Si le regard est ce par quoi on entre en relation avec le monde, l’avalement est donc le corollaire du rapport avec l’Autre. Et, puisque le contact profond entre les hommes s’avère impossible, l’interaction avec ce qui n’est pas soi ne pourra s’effectuer qu’en fonction de ces deux possibilités : englober ou être englobé. Le rapport au monde de Bérénice la place, on l’a vu, dans les deux positions à la fois. De cette double position découle une relation conflictuelle entre la protagoniste et le monde – personnifié par le « titan », qu’on pourrait peut-être concevoir comme une force transcendante imposant à l’héroïne un destin tragique – ou, moins généralement, entre Bérénice et les êtres humains qui l’entourent. Cette lutte, qui à un niveau différent, comme nous allons le voir plus loin, a aussi lieu à l’intérieur de Bérénice, a pour enjeu le rayonnement de la volonté. Bérénice est donc, d’une part, sujet dans le monde, en proie à ses influences et variations et, d’autre part, sujet qui interprète le monde, qui l’assujettit à sa propre vision des choses. En cela, son rapport au monde est actif, et même créatif, pourrait-on dire, car celui qui interprète met nécessairement une partie de lui-même dans l’objet sur lequel il se penche et fait par là un premier pas vers l’art. Ainsi, Bérénice entretient un rapport artistique avec le monde, en ce sens qu’elle veut marquer de sa volonté son propre devenir et celui du monde. Elle se compare d’ailleurs fréquemment à des artistes, que ce soit en tant que sculpteur ayant pour matériau sa propre personne – « je suis une statue qui travaille à se changer, qui se sculpte elle-même en quelque chose d’autre » (AA-42) – ou en tant que divinité qui emprunte au poète la force du langage pour transformer l’univers.

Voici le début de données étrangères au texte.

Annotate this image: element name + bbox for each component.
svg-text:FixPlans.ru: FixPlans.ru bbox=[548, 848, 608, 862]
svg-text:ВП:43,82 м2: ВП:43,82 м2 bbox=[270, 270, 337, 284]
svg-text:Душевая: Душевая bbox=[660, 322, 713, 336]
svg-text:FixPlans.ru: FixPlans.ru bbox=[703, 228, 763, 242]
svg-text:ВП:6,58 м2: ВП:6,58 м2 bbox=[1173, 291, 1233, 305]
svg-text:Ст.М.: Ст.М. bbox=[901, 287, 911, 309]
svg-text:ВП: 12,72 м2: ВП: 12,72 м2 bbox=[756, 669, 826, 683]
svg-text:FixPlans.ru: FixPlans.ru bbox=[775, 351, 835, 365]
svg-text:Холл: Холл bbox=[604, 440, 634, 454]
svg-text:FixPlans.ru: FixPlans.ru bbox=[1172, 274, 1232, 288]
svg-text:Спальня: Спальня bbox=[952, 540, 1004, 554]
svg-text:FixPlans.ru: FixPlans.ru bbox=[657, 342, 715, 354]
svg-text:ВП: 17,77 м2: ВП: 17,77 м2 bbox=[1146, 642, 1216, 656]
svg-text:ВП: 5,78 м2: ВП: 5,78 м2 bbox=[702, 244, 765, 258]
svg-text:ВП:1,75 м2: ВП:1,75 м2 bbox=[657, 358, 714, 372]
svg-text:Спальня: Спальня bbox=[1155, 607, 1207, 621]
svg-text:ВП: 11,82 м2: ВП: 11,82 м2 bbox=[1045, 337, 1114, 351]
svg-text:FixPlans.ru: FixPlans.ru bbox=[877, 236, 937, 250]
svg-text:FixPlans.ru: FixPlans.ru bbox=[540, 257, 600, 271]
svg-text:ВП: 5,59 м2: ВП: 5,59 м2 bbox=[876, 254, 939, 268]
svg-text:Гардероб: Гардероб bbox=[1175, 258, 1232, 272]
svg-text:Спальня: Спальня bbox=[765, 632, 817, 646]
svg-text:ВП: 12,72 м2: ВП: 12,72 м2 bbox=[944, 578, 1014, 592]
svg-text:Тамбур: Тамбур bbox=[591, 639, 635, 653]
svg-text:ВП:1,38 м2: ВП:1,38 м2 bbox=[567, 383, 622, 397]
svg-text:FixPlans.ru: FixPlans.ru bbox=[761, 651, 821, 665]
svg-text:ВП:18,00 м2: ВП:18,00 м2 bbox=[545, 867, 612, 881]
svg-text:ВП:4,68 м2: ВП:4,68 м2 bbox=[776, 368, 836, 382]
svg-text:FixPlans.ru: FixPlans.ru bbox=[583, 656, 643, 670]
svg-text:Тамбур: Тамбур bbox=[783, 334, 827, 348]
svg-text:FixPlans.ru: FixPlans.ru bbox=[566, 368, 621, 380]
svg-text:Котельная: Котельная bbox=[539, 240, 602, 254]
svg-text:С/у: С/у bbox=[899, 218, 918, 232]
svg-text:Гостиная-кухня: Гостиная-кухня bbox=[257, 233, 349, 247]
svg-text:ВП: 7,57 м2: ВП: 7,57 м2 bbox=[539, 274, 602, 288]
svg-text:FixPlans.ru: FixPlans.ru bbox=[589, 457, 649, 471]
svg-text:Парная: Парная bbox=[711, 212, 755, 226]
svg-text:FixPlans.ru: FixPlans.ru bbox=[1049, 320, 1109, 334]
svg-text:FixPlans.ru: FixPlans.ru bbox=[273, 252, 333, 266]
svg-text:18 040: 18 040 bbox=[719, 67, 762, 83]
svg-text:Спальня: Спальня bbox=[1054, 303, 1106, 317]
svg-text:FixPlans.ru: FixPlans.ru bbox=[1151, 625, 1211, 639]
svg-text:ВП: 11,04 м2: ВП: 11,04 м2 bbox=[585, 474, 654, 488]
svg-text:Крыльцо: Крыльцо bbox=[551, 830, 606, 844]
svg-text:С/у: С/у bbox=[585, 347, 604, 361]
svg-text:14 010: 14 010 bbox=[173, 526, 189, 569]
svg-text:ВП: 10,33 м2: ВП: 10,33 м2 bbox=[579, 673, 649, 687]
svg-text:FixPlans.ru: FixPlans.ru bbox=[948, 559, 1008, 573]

[…] Bérénice Einberg, toute hideuse qu’elle soit, commande à toute la création. N’a-t-il pas suffi que mes faims veuillent que les cousins soient haïssables pour qu’ils le deviennent ? Ténèbres, devenez vertes. Croyez-le ou non, les ténèbres que je vois sont vertes, bleues, roses, rouges, blanches. Qu’est-ce qu’un U vert à côté d’une nuit verte ? Qu’est-ce qu’une poutre en I ? (AA-75)

L’allusion à Rimbaud présente ici le langage comme l’instance exécutive de la volonté, idée très présente chez Ducharme et dans le sens de laquelle vont les jeux sur la langue de même que l’invention du « bérénicien », et rattache Bérénice au dieu judéo-chrétien de la Genèse, qui par son Verbe crée le monde.

Cependant, l’irradiation de la volonté ne va pas sans rencontrer des obstacles. Ces obstacles peuvent être extérieurs – les autres êtres humains, le « titan » – ou intérieurs. Disons, afin d’être plus précis, que ces derniers proviennent du fait que la volonté de Bérénice n’est pas une, qu’elle est morcelée, divisée en deux, et que chacun de ses fragments livre un combat à l’autre pour la domination du caractère de Bérénice. D’un côté, il y a la volonté « naturelle », celle qui est innée, physiologique, qui découle des déterminismes du corps, de la mécanique vitale. De l’autre, il y a la volonté « consciente », celle qui trouve sa source dans la pensée lucide de Bérénice, soit celle qui veut la transformation et la détermination volontaire de son identité.

Le moteur qui me fait fonctionner échappe à mon intelligence et à ma volonté. […] S’il ne m’obéit pas, à qui d’autre obéit-il ? Je ne laisserai pas de telles forces mener le bal dans ma vie. Coup de hache après coup de hache, je romps l’étincelle, la gazoline, le piston, le vilebrequin, l’arbre et le différentiel. Cette roue ne tournera que comme je le voudrai ! (AA-126)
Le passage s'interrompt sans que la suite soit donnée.